To modern people, the Viking clothes look weird and romantic at the same time. But what about the comfiness? Would we agree to wear things the Viking way? Our opinion is – hardly. All those layers of heavy and prickly wool or felt, leg wraps that slip off and are too tight for comfort, and lots of jingly items hung from the belt and the hangeroc beads. But the Viking folk costume is definitely unique and interesting. Each small detail played a great role in making life easier for those people.
The article is based on a video by Amanda Hallay, fashion historian
Let's take a look at the Viking costume. You'll see that it's all part of a Pan-European story. But they put their own spin on everything, including the clothes.
So, let's look at the men’s wear first. It starts off with a “kyrtill”. A kyrtill was a trimmed tunic with a very full skirt.
Beneath the kyrtill, there was an under tunic. It was kind of shapeless and often just made of scraps of fabric. People didn't see it, so it didn't matter how it looked. It was an underwear.
Layers were important to the Vikings – it's cold out there, in what is modern-day Sweden, Norway, Denmark – these Northern European nations. It's really cold in winter, so layers were important.
A variety of leggings were used by the Viking men, some loose, some tights, some with feet built in (kind of like a modern onesie), and some without.
Leg wraps. And then, what the Vikings did, they'll get long pieces of wool or felt and wrap them around their legs, from the ankle to the knee. Again, for extra warmth.
If to talk about the footwear, the Vikings wore these little leather lace-up booties, worn by both genders. The leather was soft enough to be comfortable and the sole was harder – to protect the feet.
On top of all this, there would be a cloak. Sometimes they were made of fur, sometimes wool, sometimes trimmed with fur, sometimes not.
And the last stroke was made with these woolen or felt kind of beanie hats.
Hardly, the Viking warrior, is it? But this is what most Viking people wore in day-to-day life.
Let's look at women's wear, which is a bit more interesting.
It started off with a tunic-cut underdress with long sleeves.
Then, they had an item of clothing that only the Vikings wore. It's called a “hangeroc”. You can really see that it's a Danish-sounding word. The hangeroc was sort of a pinafore (a kind of an apron).
So, let's look at the hangeroc a little closer. Basically, it was a pinafore that was held up with 2 straps and fastened with brooches. But there was one cool element: between the 2 brooches, there hung a string of beads. And from this string of beads, the Viking women would hang everything they needed for the day.

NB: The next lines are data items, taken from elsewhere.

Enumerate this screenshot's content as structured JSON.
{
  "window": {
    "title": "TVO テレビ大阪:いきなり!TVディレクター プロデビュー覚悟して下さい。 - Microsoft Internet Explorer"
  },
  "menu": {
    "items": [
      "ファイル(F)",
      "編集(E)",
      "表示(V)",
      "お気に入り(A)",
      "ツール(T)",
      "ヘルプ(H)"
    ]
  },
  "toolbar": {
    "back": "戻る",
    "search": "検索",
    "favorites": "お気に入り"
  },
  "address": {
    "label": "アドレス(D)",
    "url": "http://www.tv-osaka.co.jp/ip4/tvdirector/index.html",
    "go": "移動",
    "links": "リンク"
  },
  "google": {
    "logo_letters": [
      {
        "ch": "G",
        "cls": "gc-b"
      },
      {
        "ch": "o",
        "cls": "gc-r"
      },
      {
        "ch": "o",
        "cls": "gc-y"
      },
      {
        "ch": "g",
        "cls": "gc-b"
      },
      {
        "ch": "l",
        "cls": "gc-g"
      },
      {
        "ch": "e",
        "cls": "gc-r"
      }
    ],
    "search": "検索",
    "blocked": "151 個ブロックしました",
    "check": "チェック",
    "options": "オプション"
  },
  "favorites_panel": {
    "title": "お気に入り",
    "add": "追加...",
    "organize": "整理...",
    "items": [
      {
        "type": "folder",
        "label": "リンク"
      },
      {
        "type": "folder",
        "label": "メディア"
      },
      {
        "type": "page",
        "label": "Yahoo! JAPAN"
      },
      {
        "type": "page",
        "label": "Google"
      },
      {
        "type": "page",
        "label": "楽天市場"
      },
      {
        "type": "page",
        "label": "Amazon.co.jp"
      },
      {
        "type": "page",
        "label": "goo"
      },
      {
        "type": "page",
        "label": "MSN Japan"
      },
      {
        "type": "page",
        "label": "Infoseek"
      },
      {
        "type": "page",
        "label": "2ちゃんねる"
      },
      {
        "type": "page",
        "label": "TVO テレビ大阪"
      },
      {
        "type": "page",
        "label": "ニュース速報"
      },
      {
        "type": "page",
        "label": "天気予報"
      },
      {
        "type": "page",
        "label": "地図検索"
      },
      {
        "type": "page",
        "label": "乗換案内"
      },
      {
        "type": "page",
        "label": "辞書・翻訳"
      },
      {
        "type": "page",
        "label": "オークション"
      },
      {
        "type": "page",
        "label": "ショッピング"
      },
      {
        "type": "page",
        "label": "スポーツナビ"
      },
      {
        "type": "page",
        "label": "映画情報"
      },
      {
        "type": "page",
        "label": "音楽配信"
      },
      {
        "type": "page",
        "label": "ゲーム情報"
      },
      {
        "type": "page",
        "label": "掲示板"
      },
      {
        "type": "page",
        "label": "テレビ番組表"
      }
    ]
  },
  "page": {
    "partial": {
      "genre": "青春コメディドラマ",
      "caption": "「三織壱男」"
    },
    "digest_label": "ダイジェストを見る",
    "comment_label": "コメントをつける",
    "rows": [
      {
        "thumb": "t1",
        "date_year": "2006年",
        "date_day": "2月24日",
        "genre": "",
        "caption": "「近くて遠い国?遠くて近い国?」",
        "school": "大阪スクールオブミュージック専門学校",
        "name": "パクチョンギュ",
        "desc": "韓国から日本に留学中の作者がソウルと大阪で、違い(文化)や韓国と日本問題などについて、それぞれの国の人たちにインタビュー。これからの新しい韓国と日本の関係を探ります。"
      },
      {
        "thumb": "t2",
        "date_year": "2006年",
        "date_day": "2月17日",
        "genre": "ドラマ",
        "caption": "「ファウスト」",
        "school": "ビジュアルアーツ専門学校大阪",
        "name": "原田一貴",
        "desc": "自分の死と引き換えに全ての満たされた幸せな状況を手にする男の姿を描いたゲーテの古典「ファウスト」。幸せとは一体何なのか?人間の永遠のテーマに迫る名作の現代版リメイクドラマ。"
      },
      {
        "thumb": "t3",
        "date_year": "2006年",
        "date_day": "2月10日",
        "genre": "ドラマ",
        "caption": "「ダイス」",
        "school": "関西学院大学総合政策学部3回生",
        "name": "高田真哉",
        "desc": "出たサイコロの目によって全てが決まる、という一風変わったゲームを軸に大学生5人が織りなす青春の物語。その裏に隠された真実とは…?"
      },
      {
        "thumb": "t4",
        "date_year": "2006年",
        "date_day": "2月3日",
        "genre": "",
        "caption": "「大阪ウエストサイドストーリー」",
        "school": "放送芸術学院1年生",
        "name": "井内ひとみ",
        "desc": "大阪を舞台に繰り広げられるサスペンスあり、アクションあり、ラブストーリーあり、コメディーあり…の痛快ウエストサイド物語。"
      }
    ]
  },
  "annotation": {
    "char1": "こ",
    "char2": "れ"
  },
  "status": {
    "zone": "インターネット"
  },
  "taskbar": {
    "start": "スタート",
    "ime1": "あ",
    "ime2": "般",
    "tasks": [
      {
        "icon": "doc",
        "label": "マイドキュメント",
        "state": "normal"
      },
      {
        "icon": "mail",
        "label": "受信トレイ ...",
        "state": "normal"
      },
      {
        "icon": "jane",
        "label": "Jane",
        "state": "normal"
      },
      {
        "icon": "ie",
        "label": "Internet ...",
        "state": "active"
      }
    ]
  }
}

They would hang purses with money in it, maybe some herbs for luck, a knife, scissors, a comb – every needed item for the day.
Hanging all of your stuff from your hangeroc beads meant that your hands were free, which means you could keep your hands warm. You didn't have to have them exposed, carrying things around. Because there were no pockets at the time, or at least pockets were very, very rare.
Also, they would have a belt sort of slung around their hips. And they would hang everything from there, too. Keys, purses, etc. It was sort of like wearing the contents of your handbag on your body.
Another piece of a Viking woman’s outfit is a headscarf. White, linen, secured at the nape of the neck.
In winter, everything would be topped with a leather cloak, or a wool cloak, or a fur cloak, or both.
The last element was the leather shoes, the same as the male ones.
Viking fashion was different, it was unique. It wasn't formed by a larger aesthetic, but you should recognize it as being quintessentially and quite uniquely Viking.